Other Reasons for Mergers
There are other reasons for merger and acquisition that may not be synergistic and they may not maximize the wealth of the shareholders.
Increased Market Power
The thirst for market power is not a legitimate reason for merger or acquisition. In fact, if a combined firm has too much market share, that firm will be deemed monopolistic and a deterrent to competition. This violates U.S. antitrust laws.
Firm managers often say that diversification is a good reason for merger or acquisition. There is considerable evidence that they are wrong. The combined firm's value may drop unless it merges or acquires with synergy in mind. Investors are capable of diversifying their own portfolios. They don't need firm managers to do it for them.
Advantages of Mergers and Acquisitions
In order to determine the advantages and disadvantages of M&A, we have to keep one thing in mind: It is only deemed beneficial if there is synergy involved. Here are some important advantages:
- Increased ability to capture synergies: A merger or acquisition should only happen if both firms can see the synergistic effects of combining the two firms.
- Intellectual property: The business combination might give both firms access to intellectual property that they don't already have.
- Personnel: There may be valuable talent for the acquiring firm that exists in the target company.
- Economies of scale: The combined firm may become more efficient at utilizing its assets due to the merger or acquisition.
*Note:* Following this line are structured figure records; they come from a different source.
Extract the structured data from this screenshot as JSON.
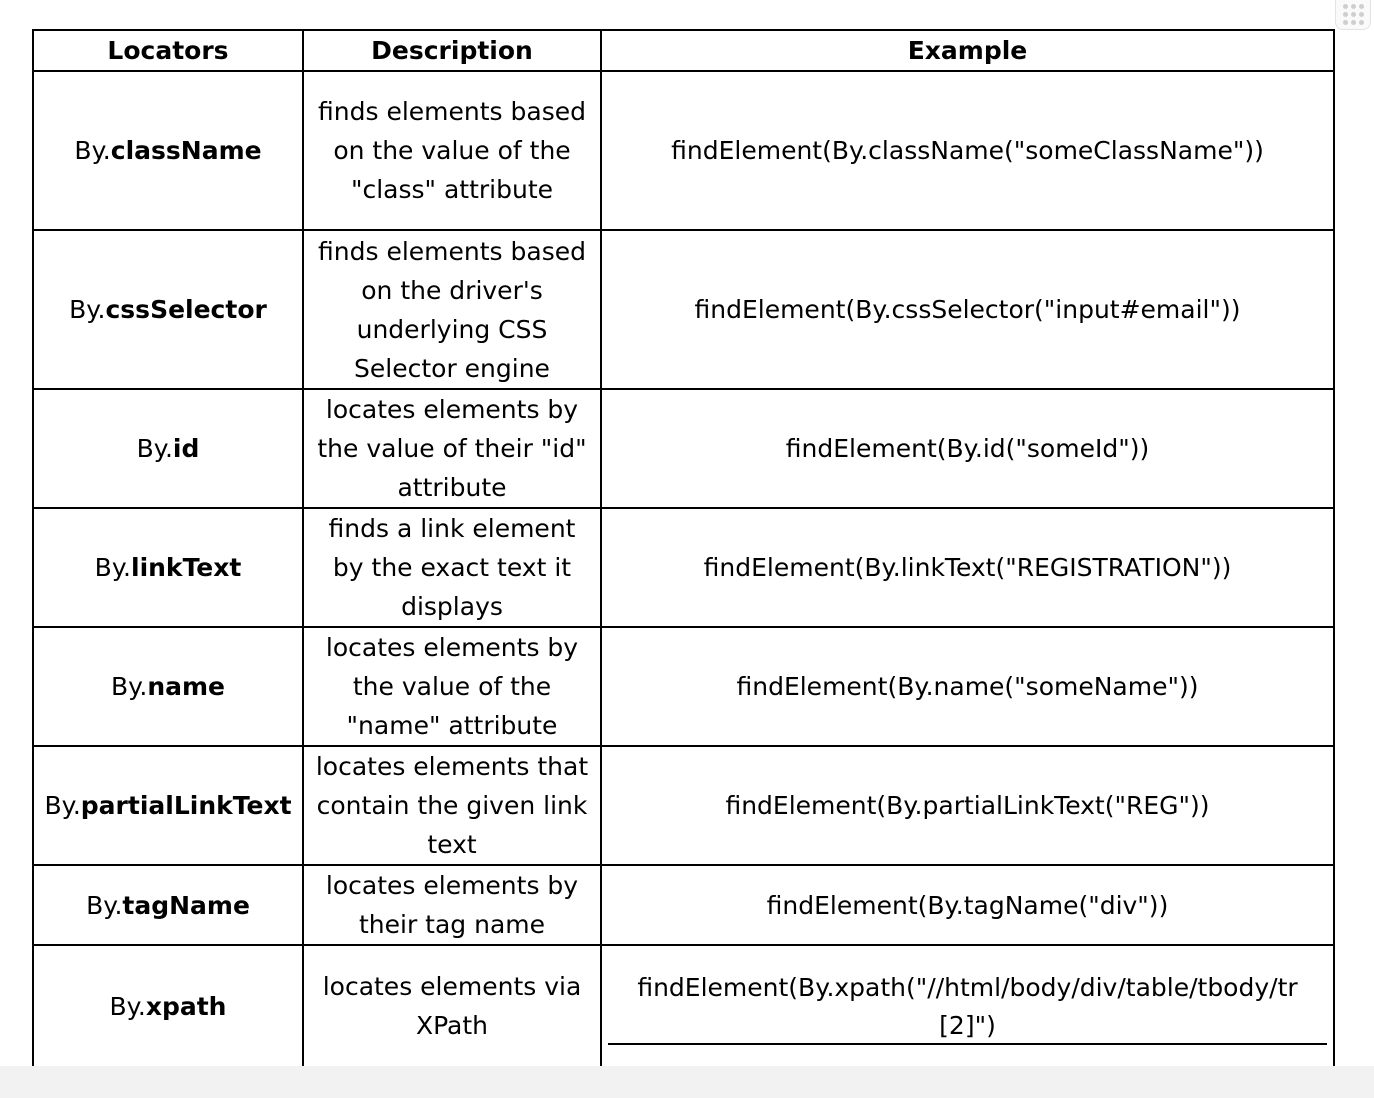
{
  "table": {
    "headers": [
      "Locators",
      "Description",
      "Example"
    ],
    "rows": [
      {
        "prefix": "By.",
        "name": "className",
        "description": "finds elements based on the value of the \"class\" attribute",
        "example": "findElement(By.className(\"someClassName\"))"
      },
      {
        "prefix": "By.",
        "name": "cssSelector",
        "description": "finds elements based on the driver's underlying CSS Selector engine",
        "example": "findElement(By.cssSelector(\"input#email\"))"
      },
      {
        "prefix": "By.",
        "name": "id",
        "description": "locates elements by the value of their \"id\" attribute",
        "example": "findElement(By.id(\"someId\"))"
      },
      {
        "prefix": "By.",
        "name": "linkText",
        "description": "finds a link element by the exact text it displays",
        "example": "findElement(By.linkText(\"REGISTRATION\"))"
      },
      {
        "prefix": "By.",
        "name": "name",
        "description": "locates elements by the value of the \"name\" attribute",
        "example": "findElement(By.name(\"someName\"))"
      },
      {
        "prefix": "By.",
        "name": "partialLinkText",
        "description": "locates elements that contain the given link text",
        "example": "findElement(By.partialLinkText(\"REG\"))"
      },
      {
        "prefix": "By.",
        "name": "tagName",
        "description": "locates elements by their tag name",
        "example": "findElement(By.tagName(\"div\"))"
      },
      {
        "prefix": "By.",
        "name": "xpath",
        "description": "locates elements via XPath",
        "example": "findElement(By.xpath(\"//html/body/div/table/tbody/tr[2]\")"
      }
    ]
  },
  "drag_handle": {
    "icon": "drag-dots-icon"
  }
}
- Economies of scope: The acquiring firm may be able to use similar production processes for the products manufactured by the target firm.
- Research and development: The combined firm may gain efficiencies through the synergy between the two firms that free up money for increased research and development.
Remember that diversification is not an advantage of mergers or acquisitions since investors can diversify their own portfolios.
Risks of Mergers and Acquisitions
While M&A offers a fair share of advantages for the parties involved, it can also come with its own set of risks, which includes:
- Corporate governance: There is the potential for clashes between the management of the acquiring and target companies unless terms are completely spelled out.
- Corporate cultures: There is always the chance that the cultures of the two firms may not be compatible. If this is the case, day-to-day operations would be difficult.
- Monopolistic behavior: If the merger or acquisition is too large, market efficiency and competitiveness may be reduced and charges of monopolistic behavior may ensue.
- Overestimating synergies: Many times, the acquirer overestimates the synergies between the two companies. Determining the synergies should be approached with caution and with full knowledge of the target firm.
- Paying too much: Over-valuation of the target firm occurs often. If the acquiring firm pays too much for the target firm, the maximization of shareholder wealth did not occur with regard to the business combination.